Entscheidend für virtuelle oder hybride Personalentwicklung ist der Fokus auf Ergebnisse statt auf Präsenzzeit (Millard 2020, zitiert nach Gratton, 2020). Virtuelle Personalentwicklung basiert auf Vertrauen, Mikro-Management von Seiten der Führungskräfte ist zu vermeiden (Bennett & McWhorter, 2021). Führungs- und Entwicklungsarbeit wird in einer virtuellen Arbeitsweise anspruchsvoller, es braucht Zeit, um nachzufragen und hinzuhören (Niedermann, 2020). Mitarbeitende erwarten von einer Führungskraft, dass sie als Personalentwickler agieren (Eilers et al., 2019, 2020, 2021) und Mitarbeitende begleiten (Sieber Bethke & Klein, 2021). Hier ist ein Generationenunterschied zu erkennen: über 50-jährige sehen sich selber verantwortlich für das lebenslange Lernen, unter 40-jährige sehen die Führungskraft in der Verantwortung (Eilers et al., 2020, S. 11). Diese Diskrepanz in den Erwartungen lässt sich nur mit offener und ehrlicher Kommunikation und mit einem Bewusstsein für die Generationenunterschiede lösen.

Regelmäßige Mitarbeitendengespräche

Gemäß einer aktuellen Studie des Schweizer HR-Barometers (Schneider et al., 2022), in der 2000 Mitarbeitende befragt wurden, erhält die Hälfte der Mitarbeitenden keine regelmäßige Leistungsbeurteilung im Rahmen eines Gesprächs. Ohne regelmäßige Gespräche zwischen Führungskraft und Mitarbeitenden, können weder die individuellen Entwicklungswünsche identifiziert noch die gegenseitigen Erwartungen abgeholt und Angebote abgestimmt werden. Zudem fördern fehlende Gespräche die Fluktuation und wirken sich negativ auf die Mitarbeitendenzufriedenheit aus (Pfrombeck et al., 2020).
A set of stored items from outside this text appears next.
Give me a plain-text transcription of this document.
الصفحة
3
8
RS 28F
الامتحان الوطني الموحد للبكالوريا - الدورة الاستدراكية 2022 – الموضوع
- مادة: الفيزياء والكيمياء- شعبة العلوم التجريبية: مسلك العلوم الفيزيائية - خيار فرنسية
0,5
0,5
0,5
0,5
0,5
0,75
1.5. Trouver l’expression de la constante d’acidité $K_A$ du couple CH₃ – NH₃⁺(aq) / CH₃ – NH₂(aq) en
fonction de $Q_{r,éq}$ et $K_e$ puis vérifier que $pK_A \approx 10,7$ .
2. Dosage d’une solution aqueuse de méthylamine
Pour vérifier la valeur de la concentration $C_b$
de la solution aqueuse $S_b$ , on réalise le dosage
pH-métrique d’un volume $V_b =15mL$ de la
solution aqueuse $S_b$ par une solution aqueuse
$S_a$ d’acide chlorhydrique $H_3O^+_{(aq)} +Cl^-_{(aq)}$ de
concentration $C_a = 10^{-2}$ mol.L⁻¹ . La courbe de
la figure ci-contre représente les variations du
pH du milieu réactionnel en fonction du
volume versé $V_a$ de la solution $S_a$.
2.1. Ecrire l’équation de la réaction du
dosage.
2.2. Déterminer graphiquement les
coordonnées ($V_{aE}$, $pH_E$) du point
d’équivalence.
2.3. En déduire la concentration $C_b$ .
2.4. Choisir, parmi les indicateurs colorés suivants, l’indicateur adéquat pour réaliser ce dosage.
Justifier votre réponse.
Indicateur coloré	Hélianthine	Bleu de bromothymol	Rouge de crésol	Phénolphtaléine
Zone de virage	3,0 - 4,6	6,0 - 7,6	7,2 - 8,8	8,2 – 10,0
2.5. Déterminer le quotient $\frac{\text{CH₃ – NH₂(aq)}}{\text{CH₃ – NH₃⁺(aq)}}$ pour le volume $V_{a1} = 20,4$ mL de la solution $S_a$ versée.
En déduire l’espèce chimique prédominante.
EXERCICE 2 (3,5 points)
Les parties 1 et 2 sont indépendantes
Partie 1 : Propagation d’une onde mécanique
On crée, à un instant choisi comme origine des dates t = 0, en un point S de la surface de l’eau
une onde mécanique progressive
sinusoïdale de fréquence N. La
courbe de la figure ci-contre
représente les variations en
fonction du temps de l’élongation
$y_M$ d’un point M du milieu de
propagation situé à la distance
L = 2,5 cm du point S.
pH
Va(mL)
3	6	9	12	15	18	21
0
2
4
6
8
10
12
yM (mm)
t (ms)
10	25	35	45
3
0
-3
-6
Betrachtet man diese veränderten Anforderungen an die Personalentwicklung, kommen auf die Führungskräfte in der Begleitung ihrer Mitarbeitenden neue und große Herausforderungen zu. Hier kann die Personalabteilung durch zukunftsweisende und flexible Ansätze unterstützend wirken.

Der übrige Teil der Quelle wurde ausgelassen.